Homologous desensitization of D(1) dopamine receptors is thought to occur through their phosphorylation leading to arrestin association which interdicts G protein coupling. In order to identify the relevant domains of receptor phosphorylation, and to determine how this leads to arrestin association, we created a series of mutated D(1) receptor constructs. In one mutant, all of the serine/threonine residues within the 3rd cytoplasmic domain were altered (3rdTOT). A second construct was created in which only three of these serines (serines 256, 258, and 259) were mutated (3rd234). We also created four truncation mutants of the carboxyl terminus (T347, T369, T394, and T404). All of these constructs were comparable with the wild-type receptor with respect to expression and adenylyl cyclase activation. In contrast, both of the 3rd loop mutants exhibited attenuated agonist-induced receptor phosphorylation that was correlated with an impaired desensitization response. Sequential truncation of the carboxyl terminus of the receptor resulted in a sequential loss of agonist-induced phosphorylation. No phosphorylation was observed with the most severely truncated T347 mutant. Surprisingly, all of the truncated receptors exhibited normal desensitization. The ability of the receptor constructs to promote arrestin association was evaluated using arrestin-green fluorescent protein translocation assays and confocal fluorescence microscopy.
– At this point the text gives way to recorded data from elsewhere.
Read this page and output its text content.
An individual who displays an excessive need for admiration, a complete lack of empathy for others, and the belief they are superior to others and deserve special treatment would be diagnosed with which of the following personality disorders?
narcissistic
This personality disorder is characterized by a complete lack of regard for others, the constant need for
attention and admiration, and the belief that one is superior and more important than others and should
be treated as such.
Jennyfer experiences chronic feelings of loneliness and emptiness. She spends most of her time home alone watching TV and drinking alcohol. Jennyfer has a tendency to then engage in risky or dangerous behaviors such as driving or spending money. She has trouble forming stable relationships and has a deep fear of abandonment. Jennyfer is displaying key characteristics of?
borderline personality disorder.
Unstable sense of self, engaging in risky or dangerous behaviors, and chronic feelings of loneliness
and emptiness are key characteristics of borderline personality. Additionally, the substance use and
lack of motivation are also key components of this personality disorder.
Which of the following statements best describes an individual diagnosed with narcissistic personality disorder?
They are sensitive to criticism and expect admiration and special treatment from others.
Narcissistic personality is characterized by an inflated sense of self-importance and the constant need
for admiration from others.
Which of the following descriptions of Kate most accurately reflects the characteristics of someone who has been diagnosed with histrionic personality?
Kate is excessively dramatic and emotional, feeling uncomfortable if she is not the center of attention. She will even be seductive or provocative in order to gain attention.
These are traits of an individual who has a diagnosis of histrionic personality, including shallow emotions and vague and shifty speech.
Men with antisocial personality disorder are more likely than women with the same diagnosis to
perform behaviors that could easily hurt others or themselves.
The 3rd234 mutant receptor was impaired in its ability to induce arrrestin translocation, whereas the T347 mutant was comparable with wild type. Our data suggest a model in which arrestin directly associates with the activated 3rd cytoplasmic domain in an agonist-dependent fashion; however, under basal conditions, this is sterically prevented by the carboxyl terminus of the receptor. Receptor activation promotes the sequential phosphorylation of residues, first within the carboxyl terminus and then the 3rd cytoplasmic loop, thereby dissociating these domains and allowing arrestin to bind to the activated 3rd loop. Thus, the role of receptor phosphorylation is to allow access of arrestin to its receptor binding domain rather than to create an arrestin binding site per se.